Okay, with this one, it's not so much that the color is offensive. It's more that the color is sneaky and deceptive. When you see a bowl of soup that's the above reddish-orange hue, what do you expect to scoop up with a spoon and eat, dreamily, on an autumn afternoon? Tomato soup, naturally. But what do you do when you've scooped up this sunset-colored brew and placed it eagerly in your mouth, only to discover that it's actually a nasty slop made from... (shudder)... sweet potatoes? Easy. You use your spoon to beat the ever-lovin' crap out of whomever served it to you, then you drown them in the "soup" when they've been rendered unconscious. In case you missed it, I think sweet potatoes are disgusting. Eating them tastes like you've been orally violated by a Pilgrim.

Example #4



Yikes. I urge anyone about to consume this to get a hold of some black food-coloring, use it to make two black spots and a half-circle, and then pretend you're cannibalizing a Smiley Face as you go about eating the yellowest soup ever to be served on purpose. Or, if that's not your bag, you could make some straight lines of thinly cut parsley across the soup's surface and pretend you're eating a legal pad. It's less fun, of course, but I guess it's also less psychotic.

Example #5



Funny, this soup is like a wrinkle in time; It looks exactly like the diarrhea that you're going to have as an after-effect of eating the soup. Which came first? Would one exist without the other? This is the soup/diarrhea equivalent of Michael J. Fox making sure his parents hooked up in Back to the Future.

6 Comments:

Blogger stew said...

I'll just have a Saddest Sandwich, extra patheticness, and a large Diet.

3:40 PM  
Blogger skinbeatergreg said...

No kidding--I had the Cuban Black Bean Bisque for lunch today and you are right: Garbage in, garbage out!

3:50 PM  
Blogger Clinton said...

Stew... You really need to be careful with the patheticness. A little goes a long, sad way.

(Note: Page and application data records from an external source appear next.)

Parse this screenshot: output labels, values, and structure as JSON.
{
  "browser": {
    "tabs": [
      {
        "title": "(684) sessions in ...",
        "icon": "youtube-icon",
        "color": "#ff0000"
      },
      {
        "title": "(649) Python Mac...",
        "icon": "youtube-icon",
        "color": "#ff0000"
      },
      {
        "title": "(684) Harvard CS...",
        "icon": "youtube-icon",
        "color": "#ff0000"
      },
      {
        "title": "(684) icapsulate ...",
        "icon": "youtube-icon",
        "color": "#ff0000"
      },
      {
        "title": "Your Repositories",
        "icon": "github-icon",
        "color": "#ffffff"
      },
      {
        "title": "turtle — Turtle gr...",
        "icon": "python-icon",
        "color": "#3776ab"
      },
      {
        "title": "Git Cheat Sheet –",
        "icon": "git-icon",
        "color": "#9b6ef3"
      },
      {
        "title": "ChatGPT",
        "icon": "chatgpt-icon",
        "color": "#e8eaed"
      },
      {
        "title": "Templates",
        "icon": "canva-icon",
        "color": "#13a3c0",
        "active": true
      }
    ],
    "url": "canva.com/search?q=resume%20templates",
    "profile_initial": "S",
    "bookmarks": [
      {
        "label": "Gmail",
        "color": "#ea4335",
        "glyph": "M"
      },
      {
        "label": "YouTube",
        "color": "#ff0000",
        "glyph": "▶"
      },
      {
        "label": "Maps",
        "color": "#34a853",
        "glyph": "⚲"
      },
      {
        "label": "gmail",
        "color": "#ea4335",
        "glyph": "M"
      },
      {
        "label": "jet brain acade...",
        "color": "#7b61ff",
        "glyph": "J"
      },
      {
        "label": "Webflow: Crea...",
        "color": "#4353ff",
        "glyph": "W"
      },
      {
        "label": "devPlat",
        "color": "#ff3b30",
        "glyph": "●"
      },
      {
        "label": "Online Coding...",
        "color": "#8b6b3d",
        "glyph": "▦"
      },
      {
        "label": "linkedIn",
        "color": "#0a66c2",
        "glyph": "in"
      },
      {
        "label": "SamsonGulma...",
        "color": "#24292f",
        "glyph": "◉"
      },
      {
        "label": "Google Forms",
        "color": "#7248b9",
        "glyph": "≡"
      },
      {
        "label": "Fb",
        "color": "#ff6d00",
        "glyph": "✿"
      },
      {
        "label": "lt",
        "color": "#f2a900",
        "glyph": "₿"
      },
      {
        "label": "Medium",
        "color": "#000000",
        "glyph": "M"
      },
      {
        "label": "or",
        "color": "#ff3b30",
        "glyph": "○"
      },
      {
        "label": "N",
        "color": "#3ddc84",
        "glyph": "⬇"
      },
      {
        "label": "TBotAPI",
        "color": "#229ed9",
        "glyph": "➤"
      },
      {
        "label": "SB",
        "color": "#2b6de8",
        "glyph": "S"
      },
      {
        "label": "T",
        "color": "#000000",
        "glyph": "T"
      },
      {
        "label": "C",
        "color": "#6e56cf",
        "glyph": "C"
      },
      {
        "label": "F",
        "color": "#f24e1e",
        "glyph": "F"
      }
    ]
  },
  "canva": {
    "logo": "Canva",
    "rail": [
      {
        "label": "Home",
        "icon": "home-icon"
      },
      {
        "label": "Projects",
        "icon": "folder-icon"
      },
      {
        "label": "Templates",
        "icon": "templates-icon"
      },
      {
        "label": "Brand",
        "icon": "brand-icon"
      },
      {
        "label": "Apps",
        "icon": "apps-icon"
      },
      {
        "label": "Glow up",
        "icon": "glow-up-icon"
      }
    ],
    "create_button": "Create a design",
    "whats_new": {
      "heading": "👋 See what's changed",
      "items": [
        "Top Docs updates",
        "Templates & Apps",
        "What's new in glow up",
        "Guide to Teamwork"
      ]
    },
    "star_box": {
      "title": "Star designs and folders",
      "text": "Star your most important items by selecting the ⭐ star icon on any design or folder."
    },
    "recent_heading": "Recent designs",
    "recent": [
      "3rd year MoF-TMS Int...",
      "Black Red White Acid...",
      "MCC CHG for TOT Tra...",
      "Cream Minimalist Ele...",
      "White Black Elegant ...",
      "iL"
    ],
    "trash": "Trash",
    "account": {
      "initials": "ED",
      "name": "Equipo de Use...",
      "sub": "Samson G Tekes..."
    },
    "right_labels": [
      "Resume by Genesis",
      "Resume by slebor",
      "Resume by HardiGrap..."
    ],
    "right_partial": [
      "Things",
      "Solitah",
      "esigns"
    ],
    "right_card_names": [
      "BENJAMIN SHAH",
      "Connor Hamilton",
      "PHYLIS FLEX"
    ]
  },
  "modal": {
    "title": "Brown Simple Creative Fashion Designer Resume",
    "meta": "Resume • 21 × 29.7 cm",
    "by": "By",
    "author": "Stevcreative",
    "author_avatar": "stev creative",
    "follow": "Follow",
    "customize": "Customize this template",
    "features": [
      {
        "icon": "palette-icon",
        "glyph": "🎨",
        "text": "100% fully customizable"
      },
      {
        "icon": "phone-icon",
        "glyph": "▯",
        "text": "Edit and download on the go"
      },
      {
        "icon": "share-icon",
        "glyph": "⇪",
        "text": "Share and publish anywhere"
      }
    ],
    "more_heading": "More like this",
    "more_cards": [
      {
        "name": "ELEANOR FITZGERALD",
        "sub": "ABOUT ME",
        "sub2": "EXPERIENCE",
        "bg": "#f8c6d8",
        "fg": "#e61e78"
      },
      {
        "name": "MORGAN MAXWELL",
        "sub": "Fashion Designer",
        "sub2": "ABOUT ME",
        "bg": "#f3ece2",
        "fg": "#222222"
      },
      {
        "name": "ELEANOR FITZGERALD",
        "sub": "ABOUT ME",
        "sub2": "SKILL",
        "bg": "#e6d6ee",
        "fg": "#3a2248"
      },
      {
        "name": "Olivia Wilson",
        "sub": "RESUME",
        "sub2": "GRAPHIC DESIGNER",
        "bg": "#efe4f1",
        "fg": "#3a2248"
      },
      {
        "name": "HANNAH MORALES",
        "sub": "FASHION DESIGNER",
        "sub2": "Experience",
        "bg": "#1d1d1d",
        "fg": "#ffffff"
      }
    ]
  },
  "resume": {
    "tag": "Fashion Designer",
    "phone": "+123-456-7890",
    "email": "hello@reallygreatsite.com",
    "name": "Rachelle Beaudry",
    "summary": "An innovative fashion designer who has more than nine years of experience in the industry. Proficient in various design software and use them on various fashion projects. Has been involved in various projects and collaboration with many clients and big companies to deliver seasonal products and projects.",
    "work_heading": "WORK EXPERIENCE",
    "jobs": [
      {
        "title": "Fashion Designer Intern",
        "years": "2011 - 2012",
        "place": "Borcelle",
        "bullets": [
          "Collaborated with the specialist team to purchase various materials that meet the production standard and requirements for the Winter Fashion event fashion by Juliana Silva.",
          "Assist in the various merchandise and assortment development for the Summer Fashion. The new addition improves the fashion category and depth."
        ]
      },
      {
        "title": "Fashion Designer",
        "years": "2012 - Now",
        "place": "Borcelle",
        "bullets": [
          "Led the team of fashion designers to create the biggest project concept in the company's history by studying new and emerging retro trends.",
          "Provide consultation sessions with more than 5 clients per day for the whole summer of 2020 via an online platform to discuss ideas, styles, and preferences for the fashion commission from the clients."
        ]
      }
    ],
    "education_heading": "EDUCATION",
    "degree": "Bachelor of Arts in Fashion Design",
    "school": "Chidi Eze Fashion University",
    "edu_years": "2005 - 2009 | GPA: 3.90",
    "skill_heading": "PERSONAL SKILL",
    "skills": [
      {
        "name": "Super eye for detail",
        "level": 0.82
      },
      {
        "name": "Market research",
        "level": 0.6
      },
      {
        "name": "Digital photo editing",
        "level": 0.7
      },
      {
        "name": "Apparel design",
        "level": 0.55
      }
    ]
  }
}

Greg..."garbage in, garbage out" is how I'm going to describe bad food from here on out. Thanks for the verbage!!!

3:55 PM  
Blogger Big Daddy said...

I had mushroom soup last night!

It tastes like turkey gravy if you add some garlic salt to it.

4:04 PM  
Blogger Todd said...

I'm pretty sure The Wife buys that stuff and hides the boxes.

10:40 PM  
Blogger stew said...

I want the job of Partial Garnisher, like the dude who got to decorate the 1/8 of the soup for the box photo. How hard can that gig be?????